La ville-labyrinthe ne se donne pas à voir facilement. « Encerclée par la montagne, généreusement ouverte sur la mer, elle est à la fois simple et compliquée ». S. Lapaque y pratique la « technique du vagabondage ». Il se lève avant le soleil, traîne dans les cafés, lit Liberté et les chroniques de Kamel Daoud, découvre le dessin quotidien de Dilem, note tout, achète des cartes postales, visite le musée des Beaux-arts où il découvre ébloui les peintures d’Etienne Dinet. L’homme converti à l’islam est enterré à Bou Saada sous le nom de Nasreddine Dinet.

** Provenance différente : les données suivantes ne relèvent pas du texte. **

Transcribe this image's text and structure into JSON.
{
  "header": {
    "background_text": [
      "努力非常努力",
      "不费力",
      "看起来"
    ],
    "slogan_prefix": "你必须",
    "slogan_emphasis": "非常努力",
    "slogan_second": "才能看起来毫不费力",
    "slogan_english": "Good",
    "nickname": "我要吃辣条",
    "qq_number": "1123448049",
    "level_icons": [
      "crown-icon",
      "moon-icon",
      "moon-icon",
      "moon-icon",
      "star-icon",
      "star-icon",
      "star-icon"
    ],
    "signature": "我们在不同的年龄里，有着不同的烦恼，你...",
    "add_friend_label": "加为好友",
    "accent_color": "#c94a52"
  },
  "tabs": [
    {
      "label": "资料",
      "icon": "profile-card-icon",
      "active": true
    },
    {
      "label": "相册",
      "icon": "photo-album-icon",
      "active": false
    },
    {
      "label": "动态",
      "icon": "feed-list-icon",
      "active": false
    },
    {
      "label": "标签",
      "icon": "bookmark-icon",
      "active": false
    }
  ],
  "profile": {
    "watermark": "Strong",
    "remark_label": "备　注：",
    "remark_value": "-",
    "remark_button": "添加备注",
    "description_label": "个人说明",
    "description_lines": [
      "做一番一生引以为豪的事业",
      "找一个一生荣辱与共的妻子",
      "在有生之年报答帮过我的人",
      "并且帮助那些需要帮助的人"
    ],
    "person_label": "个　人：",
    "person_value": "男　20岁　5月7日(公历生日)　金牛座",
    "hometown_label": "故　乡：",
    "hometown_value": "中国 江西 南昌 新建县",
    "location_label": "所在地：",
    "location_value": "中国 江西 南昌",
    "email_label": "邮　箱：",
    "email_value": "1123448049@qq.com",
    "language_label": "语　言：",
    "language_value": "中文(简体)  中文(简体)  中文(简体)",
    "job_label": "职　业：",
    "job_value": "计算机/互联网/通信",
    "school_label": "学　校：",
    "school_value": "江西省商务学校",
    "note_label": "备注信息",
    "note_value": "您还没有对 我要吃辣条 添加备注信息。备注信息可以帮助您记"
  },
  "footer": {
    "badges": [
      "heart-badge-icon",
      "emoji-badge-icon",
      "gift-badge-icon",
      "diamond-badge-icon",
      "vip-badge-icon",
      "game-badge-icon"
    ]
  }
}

Les écrivains accompagnent le promeneur amoureux qui ne sort jamais sans glisser un livre dans sa poche. Germaine Tillion, François Mauriac, le premier à s’indigner publiquement des pratiques barbares de la baignoire et de la gégène, Bernanos, Jean Paul Sartre. Il consacre un long passage à André Mandouze, rédacteur en chef de Témoignage chrétien qui avait comparé les résistants du Vercors à ceux des Aurès. Les polémiques avec Arezki autour de Camus donnent lieu à des joutes interminables. Ils n’arriveront jamais à être d’accord, sans que cela entame leur amitié ni leur respect pour « les femmes et les hommes qui reposent dans l’argile rouge de cette terre de songe et soleil qu’ils avaient follement aimée ». S. Lapaque est passionné par les cimetières dans lesquels il aime flâner et prier. Il les visite tous et finit même par retrouver la tombe de Veuve Lucien Camus, Née Catherine Sintès, au cimetière d’El Madania, en pestant au passage contre tous ceux qui ne se sont jamais souciés d’honorer la mémoire de sa mère en entretenant sa tombe. Son hommage aux vivants et aux morts d’Alger s’achève par une messe à la basilique Notre Dame d’Afrique. Les Algérois de milieu populaire l’appellent affectueusement Madame l’Afrique. On peut lire inscrit sur le bleu de son abside : « Priez pour nous et pour les musulmans ».
On referme le livre de S. Lapaque submergé de questions. Pourquoi Théorie d’Alger ? Est-ce un titre en trompe l’œil ? Une ville totalement fantasmée ? Une auberge espagnole dans laquelle l’auteur s’est passionnément cherché ? A-t-il utilisé trop d’adverbes, usé de trop de superlatifs pour l’évoquer ? Une seule chose est sûre. Cette déclaration d’amour inconditionnelle ne prétend à aucun moment à l’objectivité.
Omar Hallouche
(texte provenant du N° 23, Juin 2018, Lettre franco-maghrébine de Coup de soleil section Rhône-Alpes)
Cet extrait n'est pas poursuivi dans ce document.